La projection en salle, quant à
elle, est un acte rassembleur, un fait social, une communion. Comment élever
alors le cinéma au rang d’objet d’étude dans sa dimension sociologique et populaire ?
Pourtant, un film est a priori une fiction à travers laquelle
le réalisateur doit prendre toutes les libertés sans avoir à y rendre des
comptes. Mais ce n’est pas le cas et il n’est pas besoin d’évoquer une
quelconque censure officielle à supposer qu’elle existe, l’autocensure ayant
pris largement le dessus pour expliquer la difficulté et la peur d’être du
créateur, à l’écrit comme à la mise en scène. L’autocensure est à chercher du
côté de l’intime et de la posture subjective du réalisateur. L’intime, frappé
d’interdit, n’est pas montré or c’est bien lui qui fait le processus de
focalisation du spectateur. L’intime est bien le plus petit dénominateur
commun, le révélateur de nos parts de mal et de bien, d’ombre et de lumière.
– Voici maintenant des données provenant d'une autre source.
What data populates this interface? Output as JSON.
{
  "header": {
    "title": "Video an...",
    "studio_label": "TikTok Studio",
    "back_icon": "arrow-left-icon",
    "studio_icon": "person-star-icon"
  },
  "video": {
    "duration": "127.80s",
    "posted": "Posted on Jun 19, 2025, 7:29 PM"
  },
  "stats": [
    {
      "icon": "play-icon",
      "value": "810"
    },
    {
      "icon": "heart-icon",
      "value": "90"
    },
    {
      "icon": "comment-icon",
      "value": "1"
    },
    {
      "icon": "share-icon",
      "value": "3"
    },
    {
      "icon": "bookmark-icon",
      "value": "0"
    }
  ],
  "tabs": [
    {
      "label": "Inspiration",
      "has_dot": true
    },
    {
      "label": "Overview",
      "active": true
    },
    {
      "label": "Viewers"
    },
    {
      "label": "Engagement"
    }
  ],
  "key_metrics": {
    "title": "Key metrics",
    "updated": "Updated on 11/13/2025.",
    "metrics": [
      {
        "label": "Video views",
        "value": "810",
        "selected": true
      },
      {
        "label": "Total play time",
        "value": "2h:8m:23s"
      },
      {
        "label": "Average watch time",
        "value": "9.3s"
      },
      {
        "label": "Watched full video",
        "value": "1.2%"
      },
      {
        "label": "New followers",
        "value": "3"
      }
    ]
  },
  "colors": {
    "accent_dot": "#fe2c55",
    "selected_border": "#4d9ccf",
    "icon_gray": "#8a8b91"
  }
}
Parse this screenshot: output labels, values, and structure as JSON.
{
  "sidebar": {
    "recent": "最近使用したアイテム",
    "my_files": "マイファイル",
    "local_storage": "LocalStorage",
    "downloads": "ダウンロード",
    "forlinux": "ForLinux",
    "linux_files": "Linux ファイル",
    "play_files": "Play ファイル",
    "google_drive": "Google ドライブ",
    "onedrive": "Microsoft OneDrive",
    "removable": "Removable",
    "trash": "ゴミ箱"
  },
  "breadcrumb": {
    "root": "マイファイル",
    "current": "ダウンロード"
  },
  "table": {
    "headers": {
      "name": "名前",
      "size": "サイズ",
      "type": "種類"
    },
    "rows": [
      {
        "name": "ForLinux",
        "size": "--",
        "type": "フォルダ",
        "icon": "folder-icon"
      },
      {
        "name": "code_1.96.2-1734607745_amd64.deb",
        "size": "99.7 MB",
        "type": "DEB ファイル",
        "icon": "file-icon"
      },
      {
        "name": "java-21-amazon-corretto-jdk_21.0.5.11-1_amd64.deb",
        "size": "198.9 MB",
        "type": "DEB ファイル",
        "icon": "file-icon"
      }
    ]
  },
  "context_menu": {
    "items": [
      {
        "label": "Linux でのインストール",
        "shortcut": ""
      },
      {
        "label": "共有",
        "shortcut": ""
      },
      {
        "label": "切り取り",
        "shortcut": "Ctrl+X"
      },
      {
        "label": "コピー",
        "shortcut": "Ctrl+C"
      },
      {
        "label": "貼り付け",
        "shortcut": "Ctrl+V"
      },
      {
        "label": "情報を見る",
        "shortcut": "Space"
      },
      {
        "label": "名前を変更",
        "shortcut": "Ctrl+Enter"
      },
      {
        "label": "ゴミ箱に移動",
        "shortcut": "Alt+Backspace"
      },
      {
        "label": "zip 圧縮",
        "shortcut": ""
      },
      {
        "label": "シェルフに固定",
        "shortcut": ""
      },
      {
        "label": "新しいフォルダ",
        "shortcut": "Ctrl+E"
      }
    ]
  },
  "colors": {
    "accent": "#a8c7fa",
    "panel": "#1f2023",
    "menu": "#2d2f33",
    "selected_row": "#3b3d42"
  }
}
Le
spectateur peut alors « vivre » une identification qui le touche et
le pousse à l’introspection quand les autres processus le tiennent à bonne
distance du réel. Le cinéma intime est rétif à la performance, il exacerbe
plutôt les imperfections, les failles et les faiblesses de l’individu dans tous
les registres et genres : comique, dramatique, fantastique ou autre.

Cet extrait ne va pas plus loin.